Scalable ideas must meet specific criteria, and not all businesses can — or should — be taken to that next level. As Martin Zwilling wrote in Forbes, “Ninety percent of small businesses today are family businesses, which can be very successful, satisfying, and small by design. It’s a strategic decision.” Sometimes it’s better for the small family restaurant to remain just that, instead of angling to become the next major franchise.

Furthermore, the most efficient way to grow a scalable business effectively is to increase sales while keeping costs flat. This may be simple enough for someone with a software or manufacturing company, but what about those in the customer service industry? It’s still possible. “The key for a service-based business is to find the processes that can be automated, or to find a value-added way to generate supplemental revenue without adding labor hours,” said Will Housh, founder and CEO of HVAC.com, in Entrepreneur. Figuring out what can be automated with technology, and what parts of your service still need a human touch, will vary according to your business.


How will you cope with the increased risk?

Increased sales are great, but you may not want to deal with the increased responsibility that comes along with growth. “You might have more financial obligations, more stock to keep on hand and need higher sales numbers to help keep your budget on track and meet obligations,” said Yolander Prinzel in Investopedia. With more financial obligations on your plate, you will need a way to reliably keep track of your sales and budget. This might translate into more time out of your schedule, investment in financial software, or even the need to hire someone else to keep your organization’s financials in place.

The legal ramifications of growing a company are also worth considering. “Growing companies typically take much greater risk with employee-related compliance” including 401k deposit requirements and wage and hour laws, as Lee Colan said in Inc. Outsourcing these tasks is one way to make legal compliance a priority.

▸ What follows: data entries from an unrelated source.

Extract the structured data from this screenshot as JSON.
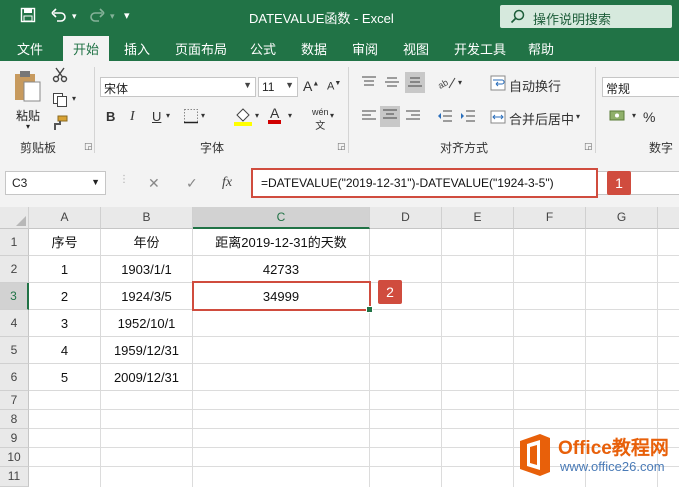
{
  "window": {
    "title": "DATEVALUE函数  -  Excel",
    "search_placeholder": "操作说明搜索"
  },
  "quick_access": {
    "save_icon": "save-icon",
    "undo_icon": "undo-icon",
    "redo_icon": "redo-icon",
    "more_icon": "▾"
  },
  "tabs": [
    "文件",
    "开始",
    "插入",
    "页面布局",
    "公式",
    "数据",
    "审阅",
    "视图",
    "开发工具",
    "帮助"
  ],
  "active_tab": "开始",
  "ribbon": {
    "clipboard": {
      "paste": "粘贴",
      "label": "剪贴板"
    },
    "font": {
      "name": "宋体",
      "size": "11",
      "bold": "B",
      "italic": "I",
      "underline": "U",
      "grow": "A",
      "shrink": "A",
      "font_color": "A",
      "phonetic": "wén",
      "label": "字体"
    },
    "alignment": {
      "wrap": "自动换行",
      "merge": "合并后居中",
      "label": "对齐方式"
    },
    "number": {
      "format": "常规",
      "percent": "%",
      "label": "数字"
    }
  },
  "formula_bar": {
    "name_box": "C3",
    "cancel": "✕",
    "enter": "✓",
    "fx": "fx",
    "formula": "=DATEVALUE(\"2019-12-31\")-DATEVALUE(\"1924-3-5\")"
  },
  "callouts": {
    "c1": "1",
    "c2": "2"
  },
  "columns": [
    "A",
    "B",
    "C",
    "D",
    "E",
    "F",
    "G"
  ],
  "rows": [
    "1",
    "2",
    "3",
    "4",
    "5",
    "6",
    "7",
    "8",
    "9",
    "10",
    "11"
  ],
  "cells": {
    "r1": {
      "a": "序号",
      "b": "年份",
      "c": "距离2019-12-31的天数"
    },
    "r2": {
      "a": "1",
      "b": "1903/1/1",
      "c": "42733"
    },
    "r3": {
      "a": "2",
      "b": "1924/3/5",
      "c": "34999"
    },
    "r4": {
      "a": "3",
      "b": "1952/10/1"
    },
    "r5": {
      "a": "4",
      "b": "1959/12/31"
    },
    "r6": {
      "a": "5",
      "b": "2009/12/31"
    }
  },
  "selected_cell": "C3",
  "watermark": {
    "brand": "Office教程网",
    "url": "www.office26.com"
  },
  "colors": {
    "excel_green": "#217346",
    "callout_red": "#d04c3e",
    "watermark_orange": "#e8600a"
  }
}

How would you handle additional work?

The real logistics of handling increased demand may be seem overwhelming. However, you may not need to hire full-time employees for every task. “Do you really need to hire someone? Many services can be outsourced or done by freelancers,” as noted in the Wall Street Journal. In addition, subcontractors may help fill these needs. “For some companies, hiring subcontractors can be a stop-gap measure to handle big projects or get through busy periods; for others, it’s a long-term strategy designed to create a scalable organization at minimal cost,” said Rosalind Resnick in Entrepreneur.

If your business really needs the help of full-time employees, then your responsibility increases. “Being a good employer doesn’t stop with fulfilling your various tax and reporting obligations. Maintaining a healthy and fair workplace, providing benefits and keeping employees informed about your company’s policies are key to your business’ success,” according to the U.S. Small Business Administration. By thinking outside the box, and even considering freelancers or subcontractors, you may help keep your expenses low while your company grows.


Is growth realistic?

While you may daydream about becoming the next magnate in your industry, it’s important to maintain a reality check with hard numbers when you’re setting goals for your organization’s expansion. “If you set a goal to earn $100,000 a month when you’ve never earned that much in a year, that goal is unrealistic. Begin with small steps, such as increasing your monthly income by 25 percent,” as suggested in Entrepreneur. Looking at the bottom line can help ensure your goals are within reach.

Furthermore, the emotional intelligence aspects of running a business should also be considered when you expand. “This business is your dream. It’s not your employees dream. They have their own dreams that don’t include you,” said Tom Egelhoff in Small Town Marketing. Realizing that your employees will have their own needs for motivation — and may not welcome an increased workload — is also a consideration.

Can your current technology keep up with increased production?

Would you need to update your technology — or innovate something entirely new — to meet your demand without overextending your resources? Embracing technology can make managing an expansion much more feasible. And it may give your organization a competitive advantage. “Nearly two-thirds of survey participants (64 percent) wish they took better advantage of technology innovations to help manage or market their business,” as a Bank of America survey noted. And there are almost endless ways for your company to utilize technology for growth. Even basic software for functions such as accounting, employee time tracking with Homebase, or email management can help keep your business running smoothly. When appropriate, automation is another way to keep costs manageable while increasing production. Even a simple productivity app on your phone can help keep you organized.


Overall, the decision to grow a local business and increase operations can be a pivotal move. Taking into account labor costs, business expenses, and your operational set up will make your decision easier.